VII. In conjunction with the annual public hearing required under paragraph V and the report required under paragraph VI, the commissioner shall consider any pertinent work of other legislative commissions and inquires focused on related matters.

Source. 1998, 340:16. 2003, 188:10. 2006, 125:3. 2007, 289:24. 2010, 240:1. 2014, 254:2, eff. July 22, 2014. 2019, 7:1, eff. July 9, 2019.

Section 420-G:14-b

    420-G:14-b Prohibited Transactions. – No health care provider shall submit a claim for reimbursement, or otherwise accept payment, for health care services provided to a patient covered by individual health insurance if the provider has paid the premium for such individual health insurance.

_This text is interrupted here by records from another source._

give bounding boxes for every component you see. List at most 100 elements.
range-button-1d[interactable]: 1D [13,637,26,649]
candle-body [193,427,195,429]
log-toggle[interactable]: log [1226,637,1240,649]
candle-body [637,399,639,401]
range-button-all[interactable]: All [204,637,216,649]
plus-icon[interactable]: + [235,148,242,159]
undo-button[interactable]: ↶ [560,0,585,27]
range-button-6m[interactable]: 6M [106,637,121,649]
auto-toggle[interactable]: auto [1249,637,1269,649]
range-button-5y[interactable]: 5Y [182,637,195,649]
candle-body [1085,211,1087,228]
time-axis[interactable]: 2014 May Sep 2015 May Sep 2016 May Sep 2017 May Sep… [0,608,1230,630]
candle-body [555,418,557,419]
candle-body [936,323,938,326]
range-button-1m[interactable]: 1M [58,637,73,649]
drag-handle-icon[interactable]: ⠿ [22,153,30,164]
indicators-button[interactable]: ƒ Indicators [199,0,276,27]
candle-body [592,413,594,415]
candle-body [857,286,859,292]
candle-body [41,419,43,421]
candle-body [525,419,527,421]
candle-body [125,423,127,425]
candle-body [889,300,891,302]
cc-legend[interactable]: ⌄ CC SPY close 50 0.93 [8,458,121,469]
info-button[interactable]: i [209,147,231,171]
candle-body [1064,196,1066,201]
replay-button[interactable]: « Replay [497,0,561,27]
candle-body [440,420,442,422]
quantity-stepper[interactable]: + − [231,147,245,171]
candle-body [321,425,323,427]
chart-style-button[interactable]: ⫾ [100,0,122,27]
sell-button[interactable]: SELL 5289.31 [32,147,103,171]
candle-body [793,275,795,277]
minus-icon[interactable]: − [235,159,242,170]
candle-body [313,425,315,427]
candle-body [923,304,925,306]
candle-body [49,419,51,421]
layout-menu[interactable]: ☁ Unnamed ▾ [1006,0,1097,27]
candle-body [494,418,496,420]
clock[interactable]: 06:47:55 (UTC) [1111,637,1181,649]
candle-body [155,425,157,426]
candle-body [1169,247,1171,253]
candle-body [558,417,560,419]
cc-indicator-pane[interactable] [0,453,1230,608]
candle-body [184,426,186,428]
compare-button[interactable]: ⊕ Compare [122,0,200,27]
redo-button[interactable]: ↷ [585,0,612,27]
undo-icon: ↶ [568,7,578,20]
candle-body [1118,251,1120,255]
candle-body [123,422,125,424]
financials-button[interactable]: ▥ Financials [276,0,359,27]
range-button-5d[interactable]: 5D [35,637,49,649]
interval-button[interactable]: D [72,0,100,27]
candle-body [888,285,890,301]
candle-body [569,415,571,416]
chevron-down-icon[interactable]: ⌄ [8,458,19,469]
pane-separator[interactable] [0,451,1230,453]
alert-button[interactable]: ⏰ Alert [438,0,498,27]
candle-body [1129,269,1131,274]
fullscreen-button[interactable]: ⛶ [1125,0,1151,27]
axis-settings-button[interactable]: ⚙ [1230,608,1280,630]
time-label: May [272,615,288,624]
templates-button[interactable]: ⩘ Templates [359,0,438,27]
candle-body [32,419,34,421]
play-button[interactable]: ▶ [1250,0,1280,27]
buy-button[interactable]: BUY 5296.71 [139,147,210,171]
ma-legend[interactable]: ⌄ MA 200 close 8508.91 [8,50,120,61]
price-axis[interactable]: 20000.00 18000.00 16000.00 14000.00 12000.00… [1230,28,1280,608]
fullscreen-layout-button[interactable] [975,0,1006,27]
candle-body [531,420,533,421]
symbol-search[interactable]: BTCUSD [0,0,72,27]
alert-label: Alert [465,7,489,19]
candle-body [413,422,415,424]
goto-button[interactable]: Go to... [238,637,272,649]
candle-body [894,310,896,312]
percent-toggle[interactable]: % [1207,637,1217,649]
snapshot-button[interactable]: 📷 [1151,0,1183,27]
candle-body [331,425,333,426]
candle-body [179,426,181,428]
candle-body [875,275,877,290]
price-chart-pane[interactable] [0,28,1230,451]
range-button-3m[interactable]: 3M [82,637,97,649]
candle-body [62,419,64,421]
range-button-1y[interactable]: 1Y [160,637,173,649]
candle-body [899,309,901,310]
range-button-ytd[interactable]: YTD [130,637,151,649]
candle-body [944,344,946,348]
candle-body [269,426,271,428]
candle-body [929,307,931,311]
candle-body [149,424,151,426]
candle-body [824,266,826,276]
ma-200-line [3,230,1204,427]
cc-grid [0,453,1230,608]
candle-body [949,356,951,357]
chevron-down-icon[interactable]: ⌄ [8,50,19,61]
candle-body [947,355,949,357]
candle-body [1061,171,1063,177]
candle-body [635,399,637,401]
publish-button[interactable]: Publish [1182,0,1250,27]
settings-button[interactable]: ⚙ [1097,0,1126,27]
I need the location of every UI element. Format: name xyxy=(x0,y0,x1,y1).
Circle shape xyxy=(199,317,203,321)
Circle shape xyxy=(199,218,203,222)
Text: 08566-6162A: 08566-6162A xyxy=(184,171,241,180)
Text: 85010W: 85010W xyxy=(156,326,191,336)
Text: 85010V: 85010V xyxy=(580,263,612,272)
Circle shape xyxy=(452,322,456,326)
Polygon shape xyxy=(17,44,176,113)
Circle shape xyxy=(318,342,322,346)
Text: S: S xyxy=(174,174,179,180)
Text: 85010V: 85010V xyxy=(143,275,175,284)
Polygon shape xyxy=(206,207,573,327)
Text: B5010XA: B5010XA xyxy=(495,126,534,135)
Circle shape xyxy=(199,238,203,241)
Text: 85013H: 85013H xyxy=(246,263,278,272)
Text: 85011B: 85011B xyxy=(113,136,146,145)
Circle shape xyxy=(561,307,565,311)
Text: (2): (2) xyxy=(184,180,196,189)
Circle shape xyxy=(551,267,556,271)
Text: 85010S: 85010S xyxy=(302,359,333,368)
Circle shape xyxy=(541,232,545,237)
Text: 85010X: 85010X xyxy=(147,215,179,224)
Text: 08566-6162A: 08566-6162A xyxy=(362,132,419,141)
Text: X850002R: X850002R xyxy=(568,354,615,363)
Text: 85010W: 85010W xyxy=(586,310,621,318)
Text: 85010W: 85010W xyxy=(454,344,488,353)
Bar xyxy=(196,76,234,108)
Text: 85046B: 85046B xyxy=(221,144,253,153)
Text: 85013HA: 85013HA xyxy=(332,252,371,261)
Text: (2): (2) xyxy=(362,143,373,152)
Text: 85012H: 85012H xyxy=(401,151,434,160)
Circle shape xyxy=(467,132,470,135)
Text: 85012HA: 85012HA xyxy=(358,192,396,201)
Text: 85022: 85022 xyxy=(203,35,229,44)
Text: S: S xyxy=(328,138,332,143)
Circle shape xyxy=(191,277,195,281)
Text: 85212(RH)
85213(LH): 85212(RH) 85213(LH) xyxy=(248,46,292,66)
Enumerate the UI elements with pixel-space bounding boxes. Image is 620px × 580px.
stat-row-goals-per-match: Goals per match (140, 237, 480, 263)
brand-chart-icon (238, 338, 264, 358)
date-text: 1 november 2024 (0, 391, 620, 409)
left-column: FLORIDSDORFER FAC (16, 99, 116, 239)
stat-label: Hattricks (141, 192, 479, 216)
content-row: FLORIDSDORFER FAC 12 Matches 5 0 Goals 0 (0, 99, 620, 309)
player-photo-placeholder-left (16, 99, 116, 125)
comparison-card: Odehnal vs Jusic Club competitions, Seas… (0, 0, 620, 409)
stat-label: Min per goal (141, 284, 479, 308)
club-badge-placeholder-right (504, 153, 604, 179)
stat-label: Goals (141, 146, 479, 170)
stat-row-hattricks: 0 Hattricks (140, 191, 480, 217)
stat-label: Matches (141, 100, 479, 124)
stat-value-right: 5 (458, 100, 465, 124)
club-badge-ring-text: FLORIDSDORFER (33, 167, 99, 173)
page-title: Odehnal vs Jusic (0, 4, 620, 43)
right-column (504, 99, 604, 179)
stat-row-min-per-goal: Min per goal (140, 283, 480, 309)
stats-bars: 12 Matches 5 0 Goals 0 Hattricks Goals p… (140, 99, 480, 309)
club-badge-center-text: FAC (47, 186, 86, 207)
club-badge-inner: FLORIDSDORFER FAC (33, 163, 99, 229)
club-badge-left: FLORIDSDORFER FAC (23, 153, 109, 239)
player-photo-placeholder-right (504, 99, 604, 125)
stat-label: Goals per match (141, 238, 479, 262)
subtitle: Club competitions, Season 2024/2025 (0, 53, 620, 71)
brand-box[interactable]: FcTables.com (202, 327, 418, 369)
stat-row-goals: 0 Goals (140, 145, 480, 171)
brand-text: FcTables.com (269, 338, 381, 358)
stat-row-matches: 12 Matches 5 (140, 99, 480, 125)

Source. 1998, 340:16, eff. Aug. 25, 1998.

Section 420-G:14-c

    420-G:14-c Repealed by 2003, 188:17, eff. Jan. 1, 2009. –

Section 420-G:15

    420-G:15 Severability. – If any provision of this chapter or the application thereof to any person or circumstance is held invalid, the invalidity does not affect other provisions or applications of the chapter which can be given effect without the invalid provisions or applications, and to this end the provisions of this chapter are severable.

Source. 1997, 344:1, eff. July 1, 1997.

Section 420-G:16

    420-G:16 Penalties for Violations. –
Any health carrier who proposes, advertises, solicits, issues or delivers to any person or entity in this state any form which does not comply with this chapter or who shall in any way violate this chapter may:
I. Be prohibited from marketing, selling, or otherwise administering to the individual or small employer market if the commissioner finds a health carrier to be in violation of RSA 420-G.
II. Be subject to an administrative fine not to exceed $2,500 for each violation. Repeated violations of the same chapter shall constitute separate fineable offenses.
III. Have its certificate of authority indefinitely suspended or revoked at the discretion of the commissioner.

Source. 1997, 344:1, eff. July 1, 1997.